İnsanları sınırlandıracak tüm kalıpları protesto eden hippilerin en önemli sloganları “Savaşma, seviş” oldu. Onlar; eğlence, müzik ve cinsellikle aynı yolda yürüdü.
O dönemde bunlar yaşanırken, bir gün ansızın Perihan Yüce kaldığı otel odasında ölü bulundu. Babası, ''Bir mikrop temizlendi'' diyerek kin kussa da annesi mezarının başındaydı. Mezar taşına tıpkı Perihan Yüce'nin kendine hitap ettiği gibi ''Hippiler Kraliçesi'' diye yazdırıldı. Saçları bitlenmiş miydi, alkolü çok mu tüketirdi, çok mu önemli?

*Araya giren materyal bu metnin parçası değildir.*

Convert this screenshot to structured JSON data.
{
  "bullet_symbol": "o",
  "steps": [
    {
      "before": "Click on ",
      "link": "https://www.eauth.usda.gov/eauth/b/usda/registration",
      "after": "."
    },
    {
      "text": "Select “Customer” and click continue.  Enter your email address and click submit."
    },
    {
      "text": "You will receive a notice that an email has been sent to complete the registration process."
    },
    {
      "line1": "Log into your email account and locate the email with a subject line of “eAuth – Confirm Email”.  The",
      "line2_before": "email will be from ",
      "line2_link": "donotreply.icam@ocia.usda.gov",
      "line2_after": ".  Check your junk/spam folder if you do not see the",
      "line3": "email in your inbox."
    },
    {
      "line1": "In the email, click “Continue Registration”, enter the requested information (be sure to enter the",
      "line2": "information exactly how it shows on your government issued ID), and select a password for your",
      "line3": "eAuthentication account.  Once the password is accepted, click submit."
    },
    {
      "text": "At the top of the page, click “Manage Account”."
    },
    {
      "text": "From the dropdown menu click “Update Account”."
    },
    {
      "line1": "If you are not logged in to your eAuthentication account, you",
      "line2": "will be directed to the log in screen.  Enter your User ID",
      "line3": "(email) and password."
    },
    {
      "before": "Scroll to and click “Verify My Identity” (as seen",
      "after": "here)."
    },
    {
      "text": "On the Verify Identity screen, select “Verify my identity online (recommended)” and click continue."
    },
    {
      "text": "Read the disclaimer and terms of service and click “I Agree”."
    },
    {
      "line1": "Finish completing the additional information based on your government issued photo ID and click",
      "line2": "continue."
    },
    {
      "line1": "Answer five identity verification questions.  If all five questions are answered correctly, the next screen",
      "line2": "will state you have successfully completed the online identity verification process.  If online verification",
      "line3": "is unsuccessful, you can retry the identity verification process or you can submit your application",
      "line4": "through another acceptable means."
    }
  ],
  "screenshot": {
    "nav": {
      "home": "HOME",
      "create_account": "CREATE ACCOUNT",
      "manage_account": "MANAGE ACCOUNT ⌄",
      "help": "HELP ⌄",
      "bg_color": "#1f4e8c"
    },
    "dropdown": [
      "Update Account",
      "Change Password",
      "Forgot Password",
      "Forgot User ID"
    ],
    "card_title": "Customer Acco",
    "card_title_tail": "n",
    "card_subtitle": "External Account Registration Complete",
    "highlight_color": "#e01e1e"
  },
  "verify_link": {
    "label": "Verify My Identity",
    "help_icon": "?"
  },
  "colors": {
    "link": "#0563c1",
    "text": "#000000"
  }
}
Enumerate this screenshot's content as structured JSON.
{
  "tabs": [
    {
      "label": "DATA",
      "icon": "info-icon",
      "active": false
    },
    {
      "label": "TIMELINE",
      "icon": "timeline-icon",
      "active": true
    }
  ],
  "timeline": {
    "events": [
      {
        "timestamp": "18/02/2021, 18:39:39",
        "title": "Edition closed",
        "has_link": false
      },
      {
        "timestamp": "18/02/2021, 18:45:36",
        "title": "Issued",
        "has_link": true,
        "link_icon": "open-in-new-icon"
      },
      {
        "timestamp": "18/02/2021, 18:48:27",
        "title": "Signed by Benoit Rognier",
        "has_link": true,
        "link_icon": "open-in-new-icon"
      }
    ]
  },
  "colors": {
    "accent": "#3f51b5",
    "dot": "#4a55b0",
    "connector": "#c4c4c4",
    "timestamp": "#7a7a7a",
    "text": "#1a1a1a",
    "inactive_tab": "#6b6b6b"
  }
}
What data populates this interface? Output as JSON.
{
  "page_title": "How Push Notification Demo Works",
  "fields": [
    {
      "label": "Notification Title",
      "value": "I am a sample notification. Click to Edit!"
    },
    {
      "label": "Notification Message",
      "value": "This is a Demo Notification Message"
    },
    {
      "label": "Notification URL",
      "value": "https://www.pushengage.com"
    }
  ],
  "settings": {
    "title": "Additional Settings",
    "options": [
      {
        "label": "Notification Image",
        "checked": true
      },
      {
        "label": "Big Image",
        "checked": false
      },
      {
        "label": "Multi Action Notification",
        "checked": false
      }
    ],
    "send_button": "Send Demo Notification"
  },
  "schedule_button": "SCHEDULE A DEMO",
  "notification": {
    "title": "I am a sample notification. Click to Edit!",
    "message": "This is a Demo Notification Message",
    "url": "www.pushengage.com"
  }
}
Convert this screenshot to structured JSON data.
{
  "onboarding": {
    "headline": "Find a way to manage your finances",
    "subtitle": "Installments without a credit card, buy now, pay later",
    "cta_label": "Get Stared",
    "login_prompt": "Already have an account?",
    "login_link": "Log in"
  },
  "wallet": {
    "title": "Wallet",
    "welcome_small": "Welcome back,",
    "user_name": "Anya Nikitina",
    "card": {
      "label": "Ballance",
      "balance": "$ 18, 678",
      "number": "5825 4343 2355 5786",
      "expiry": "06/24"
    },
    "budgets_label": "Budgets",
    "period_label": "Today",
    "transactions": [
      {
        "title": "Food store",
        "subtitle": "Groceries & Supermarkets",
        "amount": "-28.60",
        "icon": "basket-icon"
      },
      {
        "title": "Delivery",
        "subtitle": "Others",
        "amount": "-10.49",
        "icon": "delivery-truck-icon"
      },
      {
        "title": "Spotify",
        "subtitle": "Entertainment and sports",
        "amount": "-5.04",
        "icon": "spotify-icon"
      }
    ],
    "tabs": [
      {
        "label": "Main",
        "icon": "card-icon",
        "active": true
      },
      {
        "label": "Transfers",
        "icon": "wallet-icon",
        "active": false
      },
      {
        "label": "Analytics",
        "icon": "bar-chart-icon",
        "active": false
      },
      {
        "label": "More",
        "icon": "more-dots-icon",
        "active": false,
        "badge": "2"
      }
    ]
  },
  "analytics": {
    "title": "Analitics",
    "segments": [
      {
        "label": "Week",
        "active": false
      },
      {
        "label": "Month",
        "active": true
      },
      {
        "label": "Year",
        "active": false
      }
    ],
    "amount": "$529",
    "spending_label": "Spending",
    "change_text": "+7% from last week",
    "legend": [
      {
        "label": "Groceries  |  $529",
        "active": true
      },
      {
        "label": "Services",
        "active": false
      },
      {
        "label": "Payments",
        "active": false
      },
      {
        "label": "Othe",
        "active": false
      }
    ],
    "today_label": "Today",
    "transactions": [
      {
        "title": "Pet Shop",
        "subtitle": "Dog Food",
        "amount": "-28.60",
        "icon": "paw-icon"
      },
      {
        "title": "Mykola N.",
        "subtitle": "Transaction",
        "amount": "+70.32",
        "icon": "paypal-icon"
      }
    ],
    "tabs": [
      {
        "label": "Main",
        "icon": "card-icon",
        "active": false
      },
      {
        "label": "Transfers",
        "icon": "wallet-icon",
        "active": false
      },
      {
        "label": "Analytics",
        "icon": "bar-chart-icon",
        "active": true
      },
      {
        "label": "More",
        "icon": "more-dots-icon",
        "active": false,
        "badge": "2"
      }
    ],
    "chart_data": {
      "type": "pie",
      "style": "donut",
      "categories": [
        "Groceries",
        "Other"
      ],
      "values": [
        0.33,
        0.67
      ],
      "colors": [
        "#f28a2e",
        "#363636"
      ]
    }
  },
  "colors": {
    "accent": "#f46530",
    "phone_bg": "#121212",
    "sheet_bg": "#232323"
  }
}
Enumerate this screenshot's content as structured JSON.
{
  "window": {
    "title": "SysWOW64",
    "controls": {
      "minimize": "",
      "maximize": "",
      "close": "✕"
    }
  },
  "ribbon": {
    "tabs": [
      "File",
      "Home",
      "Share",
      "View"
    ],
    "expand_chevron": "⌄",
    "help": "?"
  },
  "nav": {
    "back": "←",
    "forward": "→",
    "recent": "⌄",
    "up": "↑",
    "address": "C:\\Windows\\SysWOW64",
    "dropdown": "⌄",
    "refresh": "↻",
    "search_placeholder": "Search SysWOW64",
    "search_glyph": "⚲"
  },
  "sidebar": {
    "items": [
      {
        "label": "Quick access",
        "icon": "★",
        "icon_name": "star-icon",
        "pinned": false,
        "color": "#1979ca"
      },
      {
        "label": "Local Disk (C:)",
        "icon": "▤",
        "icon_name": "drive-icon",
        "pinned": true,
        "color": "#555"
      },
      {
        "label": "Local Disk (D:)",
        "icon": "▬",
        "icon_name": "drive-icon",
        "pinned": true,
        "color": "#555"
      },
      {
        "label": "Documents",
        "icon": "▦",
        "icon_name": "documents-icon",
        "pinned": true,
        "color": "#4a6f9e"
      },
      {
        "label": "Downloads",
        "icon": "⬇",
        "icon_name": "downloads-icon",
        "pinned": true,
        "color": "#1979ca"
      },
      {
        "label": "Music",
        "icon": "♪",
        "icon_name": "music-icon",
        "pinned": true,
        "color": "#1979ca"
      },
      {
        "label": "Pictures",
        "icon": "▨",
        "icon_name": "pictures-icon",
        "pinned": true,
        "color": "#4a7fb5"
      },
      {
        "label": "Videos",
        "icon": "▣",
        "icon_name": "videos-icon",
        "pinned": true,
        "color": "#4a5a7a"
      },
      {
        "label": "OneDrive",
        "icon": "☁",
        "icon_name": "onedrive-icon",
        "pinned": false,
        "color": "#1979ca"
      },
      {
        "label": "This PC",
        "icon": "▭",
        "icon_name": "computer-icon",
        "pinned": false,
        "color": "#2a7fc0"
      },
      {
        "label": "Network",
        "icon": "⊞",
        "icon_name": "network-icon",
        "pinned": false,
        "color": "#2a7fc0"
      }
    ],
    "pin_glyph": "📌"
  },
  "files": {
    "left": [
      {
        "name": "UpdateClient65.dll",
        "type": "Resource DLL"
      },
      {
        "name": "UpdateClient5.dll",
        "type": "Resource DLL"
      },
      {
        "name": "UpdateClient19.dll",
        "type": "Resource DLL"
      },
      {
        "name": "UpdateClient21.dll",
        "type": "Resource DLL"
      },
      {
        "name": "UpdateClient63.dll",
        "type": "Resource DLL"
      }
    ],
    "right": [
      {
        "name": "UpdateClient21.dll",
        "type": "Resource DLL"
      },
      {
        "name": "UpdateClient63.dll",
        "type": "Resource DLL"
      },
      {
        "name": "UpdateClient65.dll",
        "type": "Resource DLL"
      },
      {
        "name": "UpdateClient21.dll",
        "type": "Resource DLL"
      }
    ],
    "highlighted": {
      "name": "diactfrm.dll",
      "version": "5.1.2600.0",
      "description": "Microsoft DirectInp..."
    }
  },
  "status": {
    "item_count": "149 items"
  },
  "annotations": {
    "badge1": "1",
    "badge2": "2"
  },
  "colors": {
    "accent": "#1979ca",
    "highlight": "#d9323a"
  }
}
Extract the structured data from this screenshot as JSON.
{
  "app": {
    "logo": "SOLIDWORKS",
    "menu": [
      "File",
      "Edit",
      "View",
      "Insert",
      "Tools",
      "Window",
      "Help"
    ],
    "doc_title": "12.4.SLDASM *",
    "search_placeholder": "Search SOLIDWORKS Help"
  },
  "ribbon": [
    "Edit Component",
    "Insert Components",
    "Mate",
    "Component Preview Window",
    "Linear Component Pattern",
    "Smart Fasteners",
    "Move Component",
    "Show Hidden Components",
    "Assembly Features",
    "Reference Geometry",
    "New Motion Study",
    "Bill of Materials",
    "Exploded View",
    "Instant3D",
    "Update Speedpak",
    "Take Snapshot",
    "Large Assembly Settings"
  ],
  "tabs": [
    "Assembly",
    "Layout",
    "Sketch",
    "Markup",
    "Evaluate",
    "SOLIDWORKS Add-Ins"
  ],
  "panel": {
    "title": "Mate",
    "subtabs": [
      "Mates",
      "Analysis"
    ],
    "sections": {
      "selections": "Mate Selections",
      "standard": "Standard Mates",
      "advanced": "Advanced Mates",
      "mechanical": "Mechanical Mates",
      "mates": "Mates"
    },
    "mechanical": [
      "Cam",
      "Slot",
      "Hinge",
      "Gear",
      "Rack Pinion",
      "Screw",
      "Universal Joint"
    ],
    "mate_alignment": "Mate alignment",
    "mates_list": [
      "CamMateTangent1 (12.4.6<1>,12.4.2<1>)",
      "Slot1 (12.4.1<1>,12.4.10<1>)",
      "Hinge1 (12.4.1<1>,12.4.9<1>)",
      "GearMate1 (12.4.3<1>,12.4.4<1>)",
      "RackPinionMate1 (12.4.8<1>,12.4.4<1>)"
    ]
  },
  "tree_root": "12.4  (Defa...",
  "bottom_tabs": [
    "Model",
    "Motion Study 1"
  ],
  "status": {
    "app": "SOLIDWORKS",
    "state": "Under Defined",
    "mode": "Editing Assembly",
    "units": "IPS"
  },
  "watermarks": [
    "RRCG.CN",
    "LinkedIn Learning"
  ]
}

Gazeteler mezarının başında İncil ve Kuran'ın aynı anda okunduğunu yazdı, aylardır ilk kez gasilhanede yıkandığını da... Ve hatta Hippi Perihan’ın ölmediği Almanya’da hostes olup bir otomobil ve bir kat aldığını bile yazdılar. Sanırım en çok da, "El alem ne der?"cilere gün düştü. Hep bir şeyler söylediler ve tanımadan, bilmeden, tüm önyargılarıyla eleştirdiler... Hatta belki başka birlerini de onları örnek göstererek yaftaladılar. Fakat tüm bunlar kimin umurunda? O gönlünden geçenleri yaşadı ve gözlerini sonsuzluğa yumdu. İnsanları olduğu gibi kabul edebiliyor musunuz? Sizce bu çok mu zor? Hippiler yıllar içinde kaybolup gitti ama arkalarında pek çok hikaye bıraktılar.

***

Siz bu satırları okurken ben Kelebekler Vadisi'nde düzenlenen bir müzik festivaline konuk olacağım. Festivalin bu yazıyla bağlantısı ise adının HİPPİ olması. Vadide bir sürü çadır kurulacak ve müzik yapılacak. Etkinliğe katılım sayısı fazla olduğu gibi, çok sayıda insan da doğayı ve kelebekleri olumsuz etkileyeceğini düşünerek festivale tepkili. Ben de izlenimlerini yazmak için orada olacağım. Bakalım geçmişin çiçek çocuklarıyla mı, yoksa kapitalist düzenin kuklalarıyla mı karşılaşacağız. Açıkçası çok merak ediyorum. Tek dileğim cennet gibi bir yer olan ve geçmişte de korunması için büyük mücadeleler verilen Kelebekler Vadisi'nin zarar görmemesi.